Semejante anormalidad pervivió durante los primeros años de la restauración de la democracia. Las medidas impuestas durante el franquismo condicionaron las primeras actuaciones de los gobiernos de la Transición para financiar la deuda generada por la grave crisis económica de los setenta y la construcción del Estado del bienestar. En concreto, se vieron obligados a recurrir otra vez al Banco de España y a la represión financiera. Tales medidas retrasaron las políticas de responsabilidad del Estado, de forma que solo con la entrada de España en el Sistema Monetario Europeo en 1989 y en el euro en 1993 se puso fin a estas prácticas. Se acabó con el dominio fiscal sobre la política monetaria, creándose ya un mercado moderno de deuda, caracterizado por la responsabilidad. Responsabilidad, eso sí, puesta a prueba esta vez por la depresión económica iniciada en 2008. De hecho, tal como señala Comín, la verticalidad de la ratio deuda/PIB desde 2007 indica que el Gobierno tendrá problemas tanto para detener esta escalada de la deuda, como para reducir dicha ratio hasta 2020, cuando no podrá superar el 60 %.

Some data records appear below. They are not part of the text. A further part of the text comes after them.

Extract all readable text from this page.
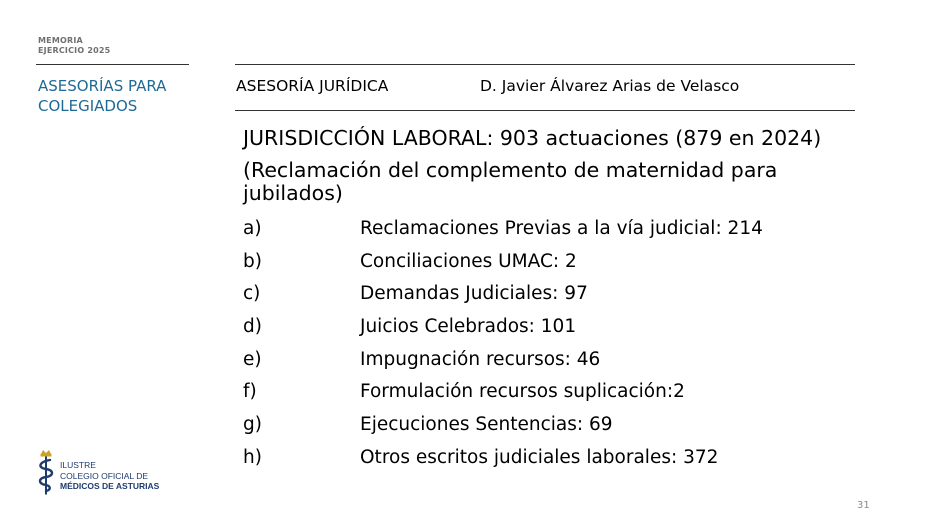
MEMORIA
EJERCICIO 2025
ASESORÍAS PARA
COLEGIADOS
ASESORÍA JURÍDICA	D. Javier Álvarez Arias de Velasco
JURISDICCIÓN LABORAL: 903 actuaciones (879 en 2024)
(Reclamación del complemento de maternidad para jubilados)
a)	Reclamaciones Previas a la vía judicial: 214
b)	Conciliaciones UMAC: 2
c)	Demandas Judiciales: 97
d)	Juicios Celebrados: 101
e)	Impugnación recursos: 46
f)	Formulación recursos suplicación:2
g)	Ejecuciones Sentencias: 69
h)	Otros escritos judiciales laborales: 372
ILUSTRE
COLEGIO OFICIAL DE
MÉDICOS DE ASTURIAS
31
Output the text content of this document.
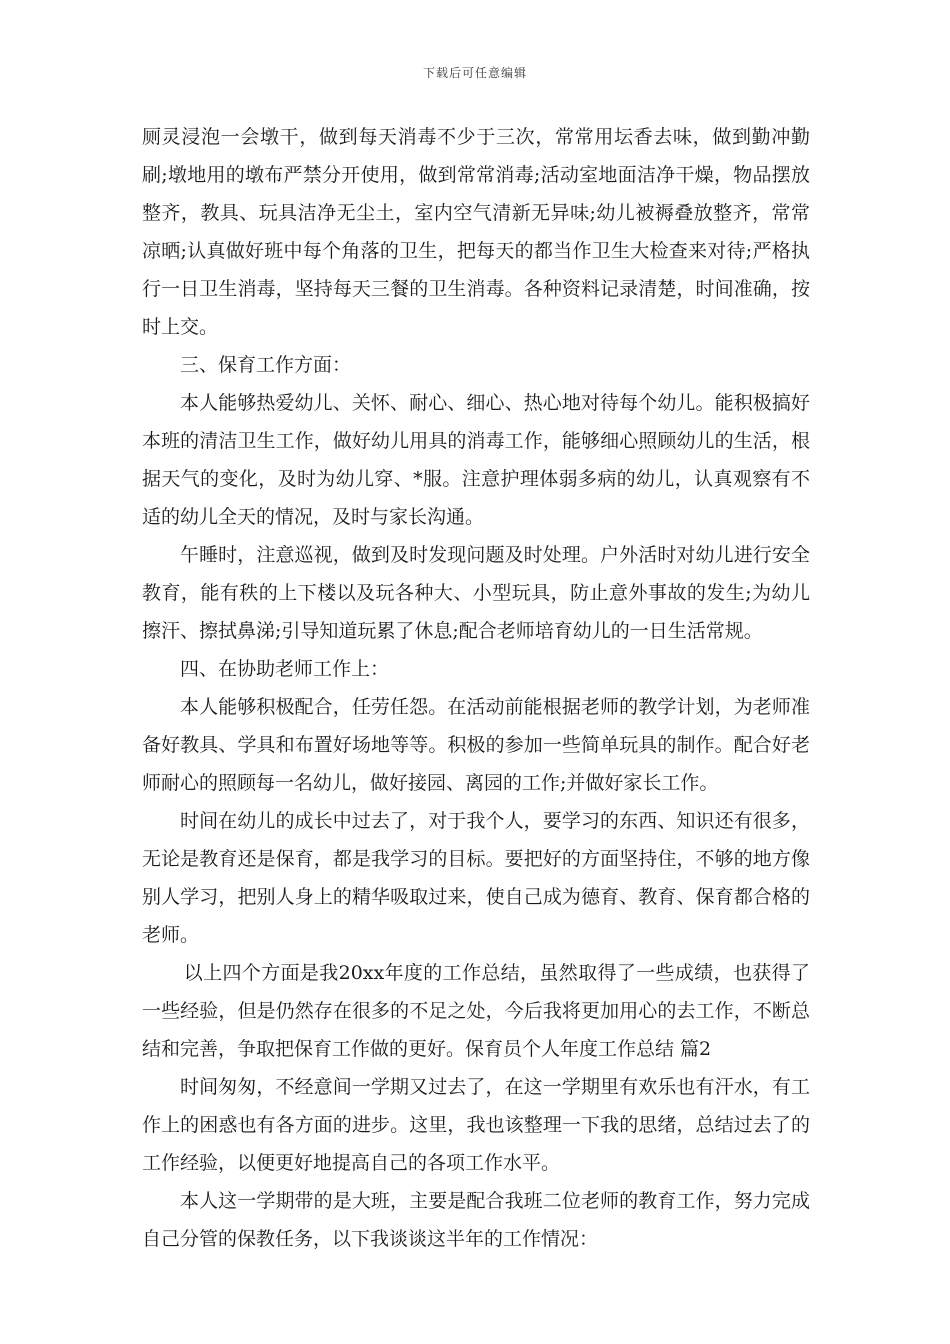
下载后可任意编辑

厕灵浸泡一会墩干，做到每天消毒不少于三次，常常用坛香去味，做到勤冲勤刷;墩地用的墩布严禁分开使用，做到常常消毒;活动室地面洁净干燥，物品摆放整齐，教具、玩具洁净无尘土，室内空气清新无异味;幼儿被褥叠放整齐，常常凉晒;认真做好班中每个角落的卫生，把每天的都当作卫生大检查来对待;严格执行一日卫生消毒，坚持每天三餐的卫生消毒。各种资料记录清楚，时间准确，按时上交。

三、保育工作方面：

本人能够热爱幼儿、关怀、耐心、细心、热心地对待每个幼儿。能积极搞好本班的清洁卫生工作，做好幼儿用具的消毒工作，能够细心照顾幼儿的生活，根据天气的变化，及时为幼儿穿、*服。注意护理体弱多病的幼儿，认真观察有不适的幼儿全天的情况，及时与家长沟通。

午睡时，注意巡视，做到及时发现问题及时处理。户外活时对幼儿进行安全教育，能有秩的上下楼以及玩各种大、小型玩具，防止意外事故的发生;为幼儿擦汗、擦拭鼻涕;引导知道玩累了休息;配合老师培育幼儿的一日生活常规。

四、在协助老师工作上：

本人能够积极配合，任劳任怨。在活动前能根据老师的教学计划，为老师准备好教具、学具和布置好场地等等。积极的参加一些简单玩具的制作。配合好老师耐心的照顾每一名幼儿，做好接园、离园的工作;并做好家长工作。

时间在幼儿的成长中过去了，对于我个人，要学习的东西、知识还有很多，无论是教育还是保育，都是我学习的目标。要把好的方面坚持住，不够的地方像别人学习，把别人身上的精华吸取过来，使自己成为德育、教育、保育都合格的老师。

以上四个方面是我20xx年度的工作总结，虽然取得了一些成绩，也获得了一些经验，但是仍然存在很多的不足之处，今后我将更加用心的去工作，不断总结和完善，争取把保育工作做的更好。保育员个人年度工作总结 篇2

时间匆匆，不经意间一学期又过去了，在这一学期里有欢乐也有汗水，有工作上的困惑也有各方面的进步。这里，我也该整理一下我的思绪，总结过去了的工作经验，以便更好地提高自己的各项工作水平。

本人这一学期带的是大班，主要是配合我班二位老师的教育工作，努力完成自己分管的保教任务，以下我谈谈这半年的工作情况：
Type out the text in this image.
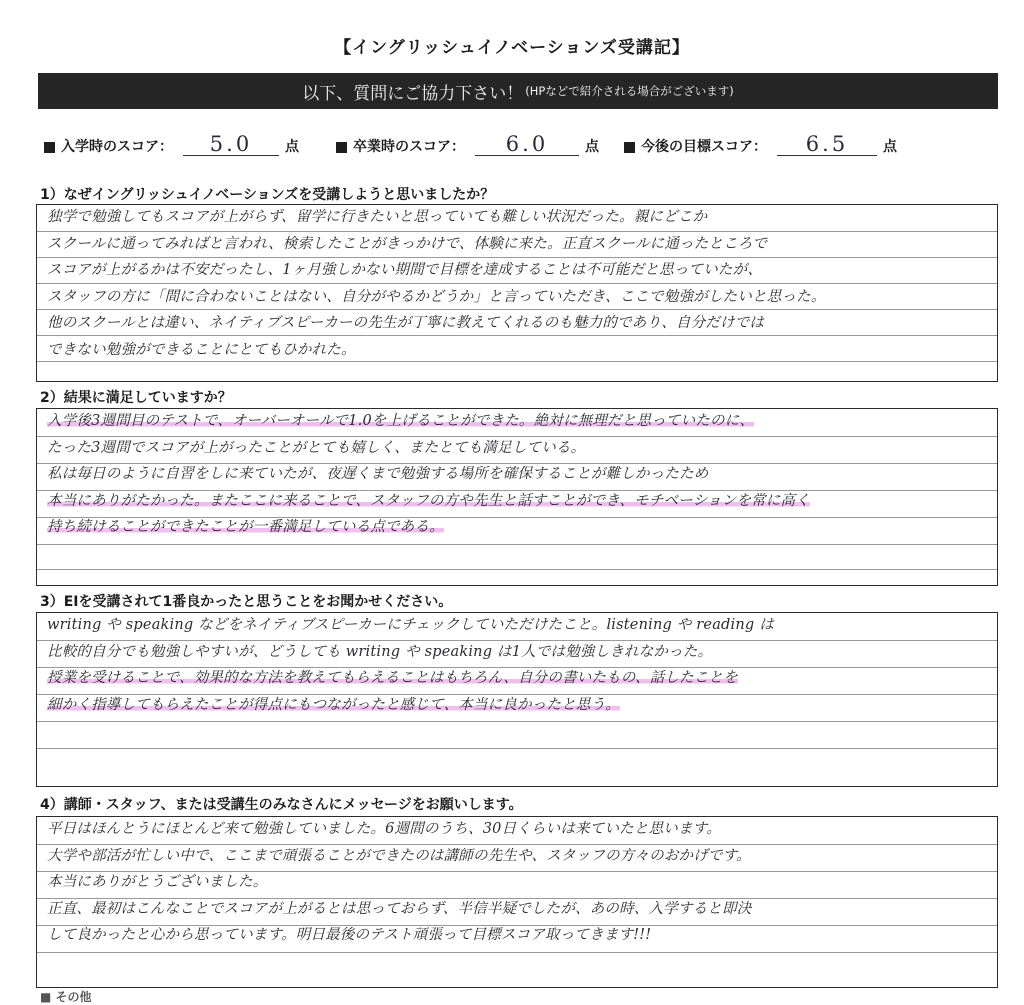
【イングリッシュイノベーションズ受講記】
以下、質問にご協力下さい！ (HPなどで紹介される場合がございます)
入学時のスコア：	5.0	点	卒業時のスコア：	6.0	点	今後の目標スコア：	6.5	点
1）なぜイングリッシュイノベーションズを受講しようと思いましたか？
独学で勉強してもスコアが上がらず、留学に行きたいと思っていても難しい状況だった。親にどこか
スクールに通ってみればと言われ、検索したことがきっかけで、体験に来た。正直スクールに通ったところで
スコアが上がるかは不安だったし、1ヶ月強しかない期間で目標を達成することは不可能だと思っていたが、
スタッフの方に「間に合わないことはない、自分がやるかどうか」と言っていただき、ここで勉強がしたいと思った。
他のスクールとは違い、ネイティブスピーカーの先生が丁寧に教えてくれるのも魅力的であり、自分だけでは
できない勉強ができることにとてもひかれた。
2）結果に満足していますか？
入学後3週間目のテストで、オーバーオールで1.0を上げることができた。絶対に無理だと思っていたのに、
たった3週間でスコアが上がったことがとても嬉しく、またとても満足している。
私は毎日のように自習をしに来ていたが、夜遅くまで勉強する場所を確保することが難しかったため
本当にありがたかった。またここに来ることで、スタッフの方や先生と話すことができ、モチベーションを常に高く
持ち続けることができたことが一番満足している点である。
3）EIを受講されて1番良かったと思うことをお聞かせください。
writing や speaking などをネイティブスピーカーにチェックしていただけたこと。listening や reading は
比較的自分でも勉強しやすいが、どうしても writing や speaking は1人では勉強しきれなかった。
授業を受けることで、効果的な方法を教えてもらえることはもちろん、自分の書いたもの、話したことを
細かく指導してもらえたことが得点にもつながったと感じて、本当に良かったと思う。
4）講師・スタッフ、または受講生のみなさんにメッセージをお願いします。
平日はほんとうにほとんど来て勉強していました。6週間のうち、30日くらいは来ていたと思います。
大学や部活が忙しい中で、ここまで頑張ることができたのは講師の先生や、スタッフの方々のおかげです。
本当にありがとうございました。
正直、最初はこんなことでスコアが上がるとは思っておらず、半信半疑でしたが、あの時、入学すると即決
して良かったと心から思っています。明日最後のテスト頑張って目標スコア取ってきます!!!
■ その他
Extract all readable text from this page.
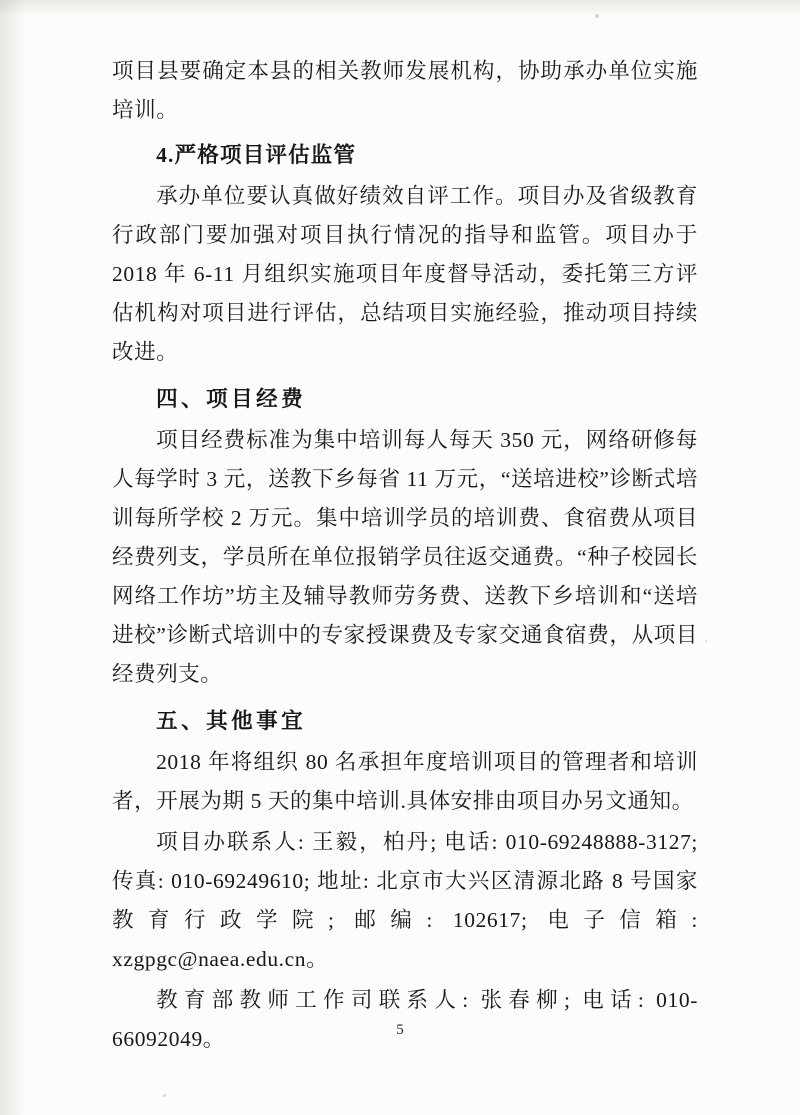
项目县要确定本县的相关教师发展机构，协助承办单位实施培训。

4.严格项目评估监管

承办单位要认真做好绩效自评工作。项目办及省级教育行政部门要加强对项目执行情况的指导和监管。项目办于 2018 年 6-11 月组织实施项目年度督导活动，委托第三方评估机构对项目进行评估，总结项目实施经验，推动项目持续改进。

四、项目经费

项目经费标准为集中培训每人每天 350 元，网络研修每人每学时 3 元，送教下乡每省 11 万元，“送培进校”诊断式培训每所学校 2 万元。集中培训学员的培训费、食宿费从项目经费列支，学员所在单位报销学员往返交通费。“种子校园长网络工作坊”坊主及辅导教师劳务费、送教下乡培训和“送培进校”诊断式培训中的专家授课费及专家交通食宿费，从项目经费列支。

五、其他事宜

2018 年将组织 80 名承担年度培训项目的管理者和培训者，开展为期 5 天的集中培训.具体安排由项目办另文通知。

项目办联系人: 王毅，柏丹; 电话: 010-69248888-3127; 传真: 010-69249610; 地址: 北京市大兴区清源北路 8 号国家教育行政学院; 邮编: 102617; 电子信箱: xzgpgc@naea.edu.cn。

教育部教师工作司联系人: 张春柳; 电话: 010-66092049。	5
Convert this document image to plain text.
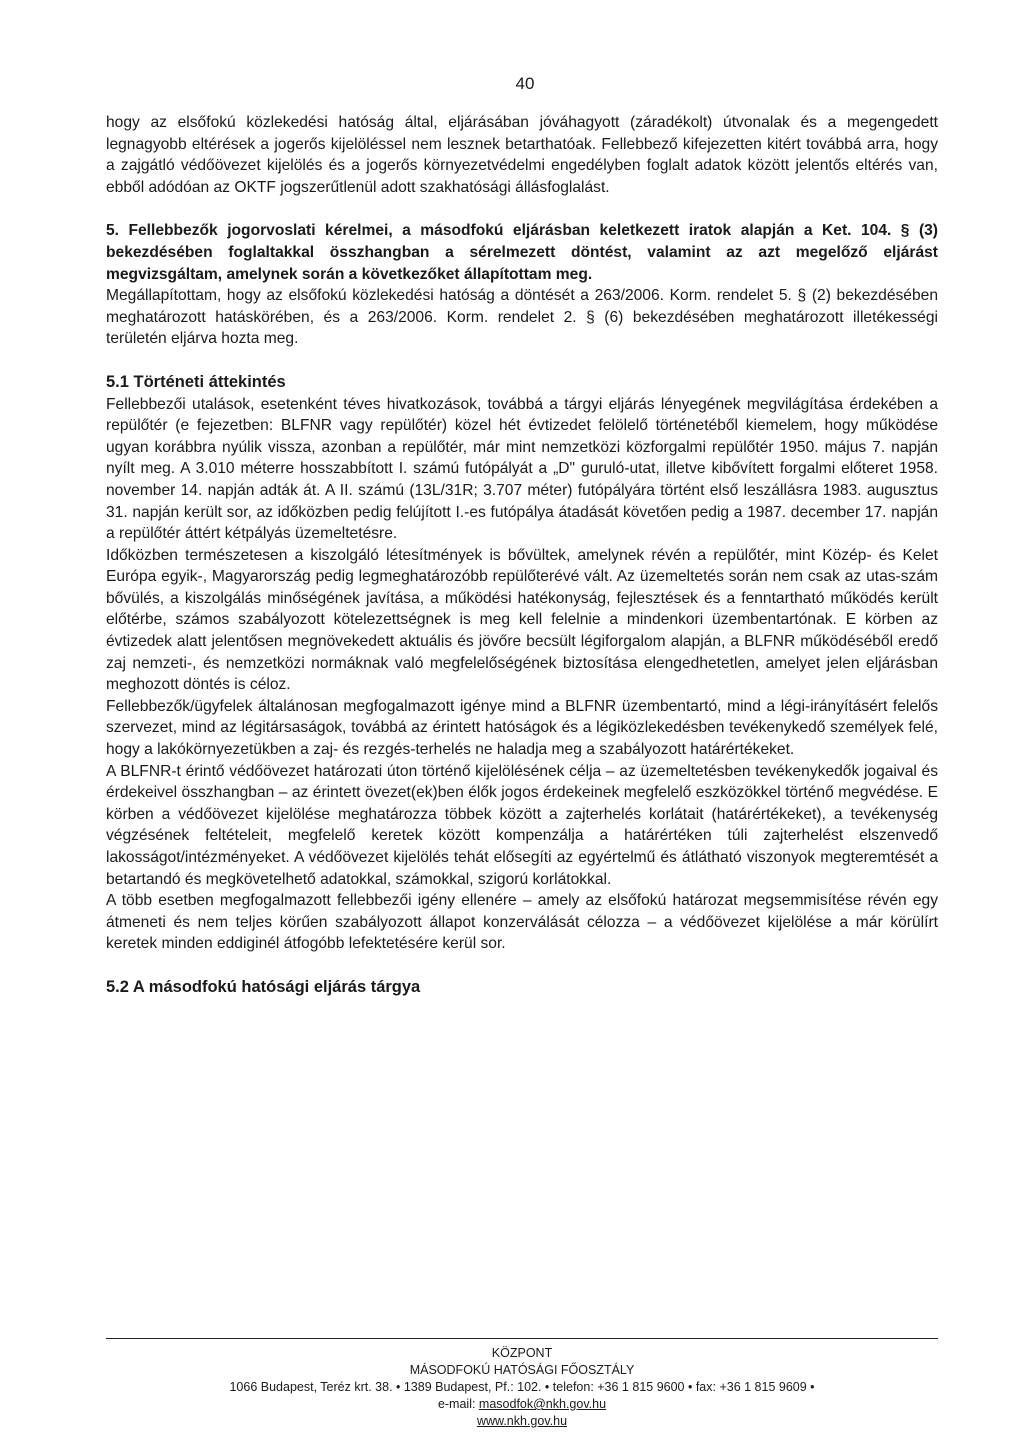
40

hogy az elsőfokú közlekedési hatóság által, eljárásában jóváhagyott (záradékolt) útvonalak és a megengedett legnagyobb eltérések a jogerős kijelöléssel nem lesznek betarthatóak. Fellebbező kifejezetten kitért továbbá arra, hogy a zajgátló védőövezet kijelölés és a jogerős környezetvédelmi engedélyben foglalt adatok között jelentős eltérés van, ebből adódóan az OKTF jogszerűtlenül adott szakhatósági állásfoglalást.

5. Fellebbezők jogorvoslati kérelmei, a másodfokú eljárásban keletkezett iratok alapján a Ket. 104. § (3) bekezdésében foglaltakkal összhangban a sérelmezett döntést, valamint az azt megelőző eljárást megvizsgáltam, amelynek során a következőket állapítottam meg.

Megállapítottam, hogy az elsőfokú közlekedési hatóság a döntését a 263/2006. Korm. rendelet 5. § (2) bekezdésében meghatározott hatáskörében, és a 263/2006. Korm. rendelet 2. § (6) bekezdésében meghatározott illetékességi területén eljárva hozta meg.

5.1 Történeti áttekintés

Fellebbezői utalások, esetenként téves hivatkozások, továbbá a tárgyi eljárás lényegének megvilágítása érdekében a repülőtér (e fejezetben: BLFNR vagy repülőtér) közel hét évtizedet felölelő történetéből kiemelem, hogy működése ugyan korábbra nyúlik vissza, azonban a repülőtér, már mint nemzetközi közforgalmi repülőtér 1950. május 7. napján nyílt meg. A 3.010 méterre hosszabbított I. számú futópályát a „D" guruló-utat, illetve kibővített forgalmi előteret 1958. november 14. napján adták át. A II. számú (13L/31R; 3.707 méter) futópályára történt első leszállásra 1983. augusztus 31. napján került sor, az időközben pedig felújított I.-es futópálya átadását követően pedig a 1987. december 17. napján a repülőtér áttért kétpályás üzemeltetésre.

Időközben természetesen a kiszolgáló létesítmények is bővültek, amelynek révén a repülőtér, mint Közép- és Kelet Európa egyik-, Magyarország pedig legmeghatározóbb repülőterévé vált. Az üzemeltetés során nem csak az utas-szám bővülés, a kiszolgálás minőségének javítása, a működési hatékonyság, fejlesztések és a fenntartható működés került előtérbe, számos szabályozott kötelezettségnek is meg kell felelnie a mindenkori üzembentartónak. E körben az évtizedek alatt jelentősen megnövekedett aktuális és jövőre becsült légiforgalom alapján, a BLFNR működéséből eredő zaj nemzeti-, és nemzetközi normáknak való megfelelőségének biztosítása elengedhetetlen, amelyet jelen eljárásban meghozott döntés is céloz.

Fellebbezők/ügyfelek általánosan megfogalmazott igénye mind a BLFNR üzembentartó, mind a légi-irányításért felelős szervezet, mind az légitársaságok, továbbá az érintett hatóságok és a légiközlekedésben tevékenykedő személyek felé, hogy a lakókörnyezetükben a zaj- és rezgés-terhelés ne haladja meg a szabályozott határértékeket.

A BLFNR-t érintő védőövezet határozati úton történő kijelölésének célja – az üzemeltetésben tevékenykedők jogaival és érdekeivel összhangban – az érintett övezet(ek)ben élők jogos érdekeinek megfelelő eszközökkel történő megvédése. E körben a védőövezet kijelölése meghatározza többek között a zajterhelés korlátait (határértékeket), a tevékenység végzésének feltételeit, megfelelő keretek között kompenzálja a határértéken túli zajterhelést elszenvedő lakosságot/intézményeket. A védőövezet kijelölés tehát elősegíti az egyértelmű és átlátható viszonyok megteremtését a betartandó és megkövetelhető adatokkal, számokkal, szigorú korlátokkal.

A több esetben megfogalmazott fellebbezői igény ellenére – amely az elsőfokú határozat megsemmisítése révén egy átmeneti és nem teljes körűen szabályozott állapot konzerválását célozza – a védőövezet kijelölése a már körülírt keretek minden eddiginél átfogóbb lefektetésére kerül sor.

5.2 A másodfokú hatósági eljárás tárgya

KÖZPONT
MÁSODFOKÚ HATÓSÁGI FŐOSZTÁLY
1066 Budapest, Teréz krt. 38. • 1389 Budapest, Pf.: 102. • telefon: +36 1 815 9600 • fax: +36 1 815 9609 •
e-mail: masodfok@nkh.gov.hu
www.nkh.gov.hu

En definitiva, Francisco Comín nos presenta un estudio apasionante sobre un tema fundamental para la historia económica de España, como es el problema de la deuda soberana, algo que ha perseguido a nuestra economía durante siglos y que ha dado lugar a todo tipo de comentarios negativos por parte de los tenedores extranjeros, fundamentalmente a lo largo del siglo xix, pero no solo, pues la crisis actual ha logrado también que la prima de riesgo del bono español respecto del alemán, por ejemplo, se haya disparado en los momentos más difíciles de la misma. El hecho de darnos una visión tan a largo plazo constituye no solo un acierto evidente, sino un ejercicio intelectual digno de quien lleva tantos años trabajando en estos temas. Por eso, además de constituir una obra fundamental para los historiadores económicos, tiene la virtualidad de servir asimismo no sólo para otros especialistas, como ya se ha dicho, sino también para los propios gestores públicos, que pueden encontrar en esta obra referencias evidentes a lo hecho en el pasado y a lo que no se debería hacer en el presente. Si tomamos por válidas las enseñanzas de la historia para el presente, qué mejor que este libro de Comín como ejemplo de ello.